J’aimerais étudier tout d’abord comment les anatomistes mettent en scène cette exploration : la gravure anatomique figure un corps visible soumis à un dévoilement progressif (cheminement en diachronie de l’intérieur vers l’extérieur, exhibition progressive des organes cachés, cf. les gravures vésaliennes) que motive la croyance en une lisibilité du corps : il s’agit d’ouvrir pour voir et pour savoir (élaboration d’une imagerie scientifique/d’une herméneutique du corps ouvert).
J’aimerais montrer ensuite comment certaines gravures anatomiques figurent en même temps une résistance du secret : le corps anatomisé n’est pas toujours lisible mais reste un point de rencontre du visible et de l’invisible, du charnel et du spirituel ; opacité du corps que l’on peut expliquer par la superposition de la science et de la spiritualité, du savoir et de la croyance (cf. gravures de Bidloo ; cf. anatomies moralisées) et qui oblige à une sorte de suspens de la pratique anatomique au profit de la contemplation d’un Mystère spirituel.

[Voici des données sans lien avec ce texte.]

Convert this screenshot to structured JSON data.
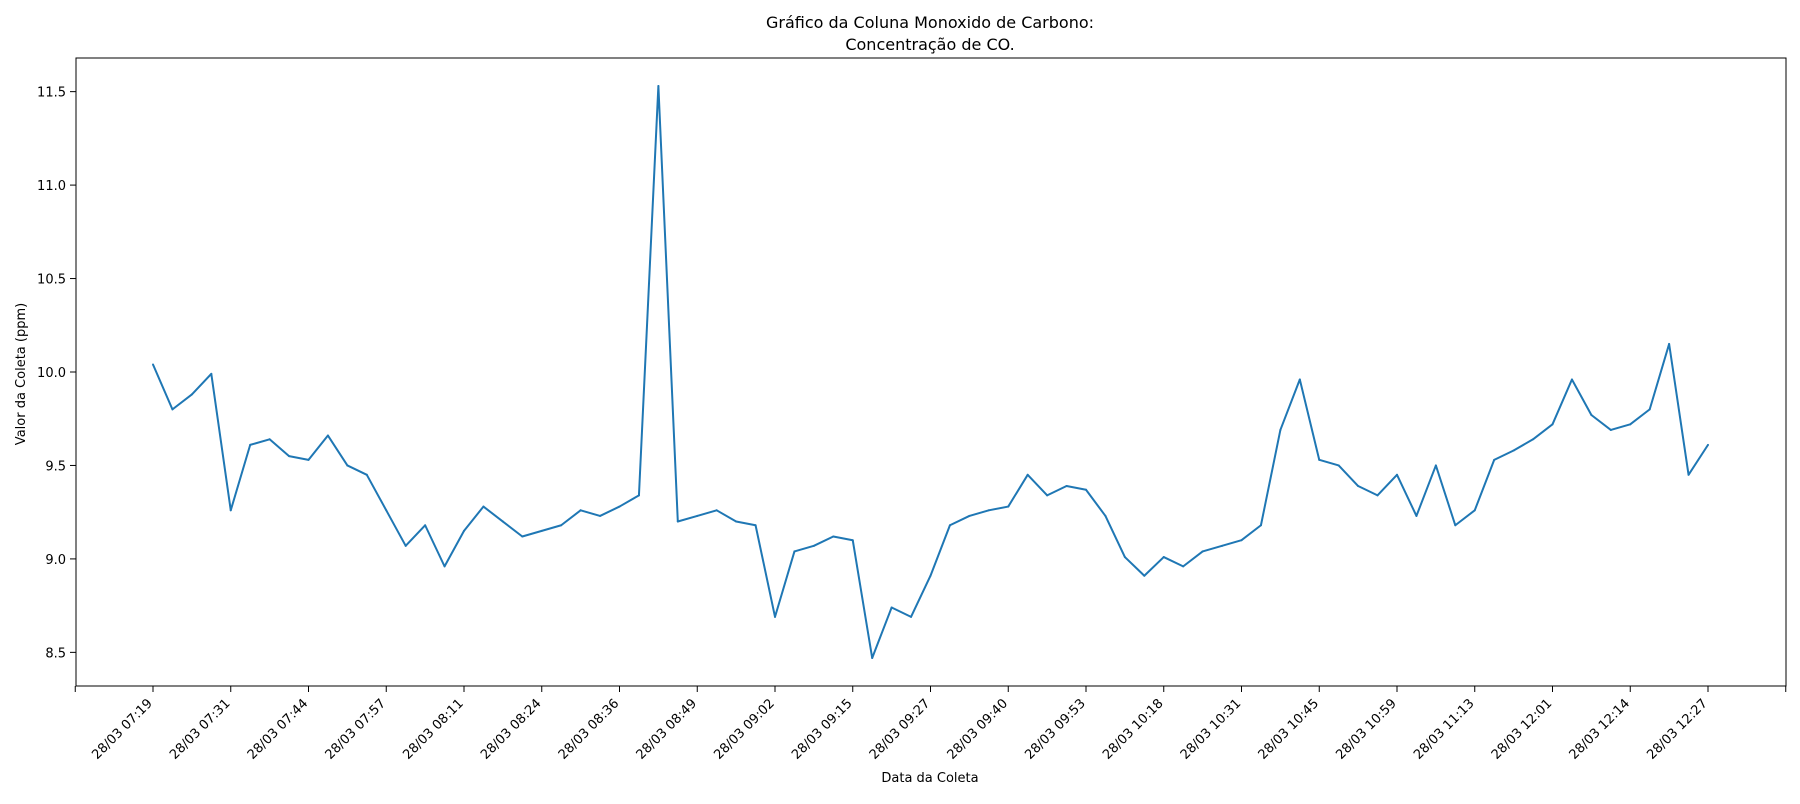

L’ouvrage de Paleotti sur le Saint Suaire (1599) pourrait constituer l’exemple emblématique de cette anatomie du corps invisible. L’image qu’il donne à voir figure le corps non plus dans sa pleine visibilité mais dans sa déformation salvatrice, contemplé non dans sa forme mais dans ses vestigia sanglants, invisibilité qui fonde une herméneutique mystique.